When terminating employment in Louisiana, it is crucial to understand the laws governing the timely payment of owed wages. However, a question arises when an employee fails to explicitly state “discharged” or “resigned” in their petition. Kevion Dillon found herself in such a situation after experiencing harassment and discrimination that led her to resign from her position. Despite not using specific terminology, she sought to receive her final wages within the 15 days mandated by Louisiana law. This case sheds light on the importance of legal guidance to navigate the complexities of claiming unpaid wages and exercising one’s rights when facing employment challenges.
Kevin Dillon worked at Babies R US, which Toys R Us owned. After she resigned due to the alleged harassment and discrimination she suffered from, Dillon filed a lawsuit under the Louisiana Employment Discrimination Law, La. R.S. 23:301. She also brought other claims against Toys R Us, including alleging Toys R Us had violated La. R.S. 23:631 and 632, the Louisiana Wage Payment Act, by not timely paying her final wages within the 15 days required under the statute.
Dillon then filed a Rule to Show Cause related to her Louisiana Wage Payment Act claims.

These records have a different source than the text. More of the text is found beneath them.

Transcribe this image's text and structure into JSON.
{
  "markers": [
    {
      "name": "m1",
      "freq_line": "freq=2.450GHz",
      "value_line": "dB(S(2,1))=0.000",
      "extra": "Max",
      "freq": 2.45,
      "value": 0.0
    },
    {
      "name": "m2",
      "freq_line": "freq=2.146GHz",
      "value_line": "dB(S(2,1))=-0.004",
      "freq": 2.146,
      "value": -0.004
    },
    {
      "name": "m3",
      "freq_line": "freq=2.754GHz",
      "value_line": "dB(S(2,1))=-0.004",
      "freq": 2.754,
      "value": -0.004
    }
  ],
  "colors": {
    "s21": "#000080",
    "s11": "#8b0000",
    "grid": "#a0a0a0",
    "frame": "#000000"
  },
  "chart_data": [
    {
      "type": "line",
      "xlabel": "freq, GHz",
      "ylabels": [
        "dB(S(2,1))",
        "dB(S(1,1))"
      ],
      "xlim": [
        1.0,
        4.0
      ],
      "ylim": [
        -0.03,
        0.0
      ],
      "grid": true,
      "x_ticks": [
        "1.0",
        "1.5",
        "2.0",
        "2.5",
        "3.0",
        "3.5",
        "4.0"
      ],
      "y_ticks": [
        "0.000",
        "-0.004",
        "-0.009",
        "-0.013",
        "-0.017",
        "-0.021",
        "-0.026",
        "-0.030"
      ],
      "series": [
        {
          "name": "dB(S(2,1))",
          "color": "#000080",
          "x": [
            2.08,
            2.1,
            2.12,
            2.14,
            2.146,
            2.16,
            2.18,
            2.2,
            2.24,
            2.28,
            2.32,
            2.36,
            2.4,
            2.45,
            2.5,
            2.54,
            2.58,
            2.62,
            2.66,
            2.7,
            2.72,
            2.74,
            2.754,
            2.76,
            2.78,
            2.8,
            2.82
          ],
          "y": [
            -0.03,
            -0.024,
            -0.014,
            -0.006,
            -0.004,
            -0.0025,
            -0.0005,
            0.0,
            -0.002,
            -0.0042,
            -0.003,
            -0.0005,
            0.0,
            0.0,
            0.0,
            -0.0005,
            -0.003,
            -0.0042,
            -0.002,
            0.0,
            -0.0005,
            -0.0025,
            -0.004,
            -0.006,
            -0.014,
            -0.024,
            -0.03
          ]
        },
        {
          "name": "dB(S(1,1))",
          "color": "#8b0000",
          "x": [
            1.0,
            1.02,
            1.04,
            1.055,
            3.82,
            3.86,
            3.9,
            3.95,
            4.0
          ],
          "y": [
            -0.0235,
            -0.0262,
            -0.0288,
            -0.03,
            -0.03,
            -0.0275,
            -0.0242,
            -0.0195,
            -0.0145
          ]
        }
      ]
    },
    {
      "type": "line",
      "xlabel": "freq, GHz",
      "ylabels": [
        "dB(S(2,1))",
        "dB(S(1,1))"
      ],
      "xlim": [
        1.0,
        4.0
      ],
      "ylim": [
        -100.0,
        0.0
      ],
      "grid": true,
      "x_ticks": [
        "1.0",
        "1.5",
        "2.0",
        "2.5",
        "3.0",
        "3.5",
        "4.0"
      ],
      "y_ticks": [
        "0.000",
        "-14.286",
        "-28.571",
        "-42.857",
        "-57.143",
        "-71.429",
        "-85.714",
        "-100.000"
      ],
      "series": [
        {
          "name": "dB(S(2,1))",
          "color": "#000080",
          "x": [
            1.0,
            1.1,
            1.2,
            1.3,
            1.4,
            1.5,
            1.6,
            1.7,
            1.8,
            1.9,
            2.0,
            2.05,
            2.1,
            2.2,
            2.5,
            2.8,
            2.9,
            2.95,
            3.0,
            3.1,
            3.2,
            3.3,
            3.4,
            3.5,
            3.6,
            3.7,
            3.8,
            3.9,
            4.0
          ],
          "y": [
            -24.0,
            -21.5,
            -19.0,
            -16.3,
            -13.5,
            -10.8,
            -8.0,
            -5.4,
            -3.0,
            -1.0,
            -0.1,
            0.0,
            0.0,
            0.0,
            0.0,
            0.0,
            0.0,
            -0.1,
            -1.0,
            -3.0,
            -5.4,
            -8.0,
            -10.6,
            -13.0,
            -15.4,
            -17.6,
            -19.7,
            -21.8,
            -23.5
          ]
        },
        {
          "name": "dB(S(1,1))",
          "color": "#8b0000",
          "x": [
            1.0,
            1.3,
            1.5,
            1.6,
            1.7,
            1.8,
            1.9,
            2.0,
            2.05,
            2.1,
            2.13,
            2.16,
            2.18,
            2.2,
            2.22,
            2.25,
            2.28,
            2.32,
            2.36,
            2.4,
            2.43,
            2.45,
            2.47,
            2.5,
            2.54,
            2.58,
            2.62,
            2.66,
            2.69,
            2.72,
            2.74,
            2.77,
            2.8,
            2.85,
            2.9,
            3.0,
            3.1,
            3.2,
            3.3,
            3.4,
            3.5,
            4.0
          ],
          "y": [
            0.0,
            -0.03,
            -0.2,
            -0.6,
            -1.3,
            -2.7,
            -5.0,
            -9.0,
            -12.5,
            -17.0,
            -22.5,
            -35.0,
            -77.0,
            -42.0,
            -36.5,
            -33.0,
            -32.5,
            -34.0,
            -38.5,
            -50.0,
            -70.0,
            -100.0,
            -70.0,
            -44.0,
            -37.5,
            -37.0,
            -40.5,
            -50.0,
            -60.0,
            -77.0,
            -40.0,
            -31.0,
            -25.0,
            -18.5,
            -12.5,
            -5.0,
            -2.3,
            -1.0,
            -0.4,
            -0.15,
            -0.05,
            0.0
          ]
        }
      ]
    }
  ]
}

In response, Toys R US filed an exception of no cause of action, which the trial court granted and dismissed Dillon’s wage claims. The trial court explained there was no legal remedy available to Dillon because she did not use the words “discharged” or “resigned” in her petition. Dillon then appealed, arguing her petition properly asserted a cause of action under the Louisiana Wage Payment Act.
The appellate court considered whether the Louisiana Wage Payment Act provided a remedy for Dillon based on the factual allegations in her petition. To succeed on her claim, Dillon had to establish (1) Toys R Us was her employer; (2) the employee/employer relationship ended; (3) when that relationship ended, she was owed wages; and (4) Toys R Us did not pay her the wages she was owed within 15 days.
Toys R Us argued La. R.S. 23:631 requires an employee to be discharged or resign before the statute applies, but here, Dillon neglected to state either of those actions occurred in her lawsuit. Dillon countered that she suffered a constructive discharge because she could not return to her job, given the alleged harassment she suffered.
The appellate court found that Dillon had asserted all the requirements to establish a claim under the Louisiana Wage Payment Act. Toys R Us could challenge Dillon’s allegations later in the lawsuit, but Dillon had sufficient facts to establish her wage claim. The fact that Dillon did not use the words “discharged” or “resigned.” Therefore, the appellate court reversed the trial court’s judgment and dismissal of Dillon’s claims.
Despite Dillon’s failure to use the terms “discharged” or “resigned” in her petition, the appellate court recognized her constructive discharge due to harassment and discrimination, thereby establishing a valid cause of action. In addition, the court emphasized that the specific wording used in the petition was not decisive as long as the necessary elements were adequately addressed. Consequently, the appellate court reinstated Dillon’s claims and highlighted the importance of seeking legal counsel to explore appropriate legal recourse.